Los Angeles Valley College (LAVC) is a public community college in Los Angeles, California. It is part of the Los Angeles Community College District.

The college is adjacent to Grant High School in the neighborhood of Valley Glen. Often called "Valley College" or simply "Valley" by those who frequent the campus, it opened its doors to the public on September 12, 1949, at which time the campus was located on the site of Van Nuys High School. The college moved to its current location in 1951, a  site bounded by Fulton Avenue on the west, Ethel Avenue/Coldwater Canyon Boulevard on the east, Burbank Boulevard on the south, and Oxnard Street on the north.

Los Angeles Valley College is one of nine colleges in the Los Angeles Community College District (LACCD) and is accredited by the Accrediting Commission for Community and Junior Colleges.

The sports teams are the Monarchs and the school colors are green and yellow.

History

Los Angeles Valley College was founded on September 12, 1949, to meet the tremendous growth of the San Fernando Valley during the 1940s and early 1950s. The college was officially chartered by the Los Angeles Board of Education in June 1949, and was located on the campus of Van Nuys High School. In 1951 Valley College moved to its permanent  site on Fulton Avenue in Valley Glen.

In 1954, members of the faculty founded the Athenaeum which began to offer community programs that brought the Los Angeles Philharmonic to the campus. The campus also had internationally known speakers including Eustace St. James, Eleanor Roosevelt, Clement Attlee, Margaret Mead, and Louis Leakey.

In 1969, the Los Angeles Community College District was formed and its nine colleges were separated from the Los Angeles Unified School District.

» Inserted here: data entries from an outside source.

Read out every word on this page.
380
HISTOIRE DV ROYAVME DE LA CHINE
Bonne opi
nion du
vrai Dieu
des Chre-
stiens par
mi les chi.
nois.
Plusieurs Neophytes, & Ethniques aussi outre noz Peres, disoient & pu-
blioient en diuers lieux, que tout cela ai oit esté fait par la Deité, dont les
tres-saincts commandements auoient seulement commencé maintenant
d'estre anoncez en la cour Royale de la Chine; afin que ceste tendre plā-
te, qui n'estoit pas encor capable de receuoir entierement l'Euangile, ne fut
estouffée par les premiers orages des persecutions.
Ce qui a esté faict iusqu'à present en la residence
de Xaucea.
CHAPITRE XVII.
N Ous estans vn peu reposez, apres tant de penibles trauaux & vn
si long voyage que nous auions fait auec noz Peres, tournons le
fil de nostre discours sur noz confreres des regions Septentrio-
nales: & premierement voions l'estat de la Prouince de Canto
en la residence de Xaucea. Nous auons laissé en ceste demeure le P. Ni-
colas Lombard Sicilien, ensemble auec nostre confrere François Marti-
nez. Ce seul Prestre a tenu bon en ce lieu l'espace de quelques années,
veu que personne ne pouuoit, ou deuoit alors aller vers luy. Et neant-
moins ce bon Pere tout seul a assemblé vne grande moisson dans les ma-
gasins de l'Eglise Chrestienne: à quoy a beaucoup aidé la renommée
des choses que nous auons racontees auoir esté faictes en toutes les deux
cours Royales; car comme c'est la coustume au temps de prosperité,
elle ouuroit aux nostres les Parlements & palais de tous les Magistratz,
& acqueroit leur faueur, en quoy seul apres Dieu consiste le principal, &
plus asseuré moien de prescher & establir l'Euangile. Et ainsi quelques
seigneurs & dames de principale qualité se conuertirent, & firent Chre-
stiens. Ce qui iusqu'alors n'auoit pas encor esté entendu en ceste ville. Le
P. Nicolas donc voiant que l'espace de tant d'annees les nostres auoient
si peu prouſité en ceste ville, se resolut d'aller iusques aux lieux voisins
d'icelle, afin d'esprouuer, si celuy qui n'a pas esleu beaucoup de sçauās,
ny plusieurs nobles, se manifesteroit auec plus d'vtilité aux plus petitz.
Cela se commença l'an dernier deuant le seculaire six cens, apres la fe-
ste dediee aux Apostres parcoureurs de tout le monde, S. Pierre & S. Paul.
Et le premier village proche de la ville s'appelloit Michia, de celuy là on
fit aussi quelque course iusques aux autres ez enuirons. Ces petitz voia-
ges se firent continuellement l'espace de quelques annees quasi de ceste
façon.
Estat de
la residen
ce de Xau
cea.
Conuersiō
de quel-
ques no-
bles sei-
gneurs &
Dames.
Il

In December 2016, many of the college's electronic files were maliciously encrypted, disrupting voicemail, email, and computer files. A ransom note demanded $28,000 in Bitcoin in exchange for a decryption key. The Los Angeles Community College District paid the amount.

In 2016, Los Angeles Community College District approved the construction of the Valley Academic and Cultural Center building to meet campus needs.  The project was originally scheduled to be completed and opened in 2018 but the completion date has been pushed back twice, first to 2020 and then to 2022. Although the project was originally approved with at $78.5 million budget, the cost has increased to over $100 million.

Campus security incidents 
In January 2014, a man was fatally shot in the parking lot of Los Angeles Valley College due to a drug-deal gone bad.  Two men were later arrested in connection.

In 2014 and 2016, Los Angeles Valley College was locked down and evacuated several times due to reports of active shooters. In February 2014, a former student was detained in a "swatting" incident where another person called in a fake threat that the student was planning to shoot the school. She was released after several hours when it was determined to be a hoax. In June 2014, Los Angeles Valley College received a threatening phone-call from a man claiming he was coming to the school with guns.  The campus was lockdown however the threat failed to materialize and Sheriff's opened an investigation. On March 30, 2016, Los Angeles Valley College was evacuated due to a suspicious package on campus and a bomb threat. On November 10, 2016, the campus was again locked down due to shots being reported on campus.  It was later claimed that the reports were an old car backfiring.

Academics
More than 140 associate degree programs and certificate programs are offered at Valley College.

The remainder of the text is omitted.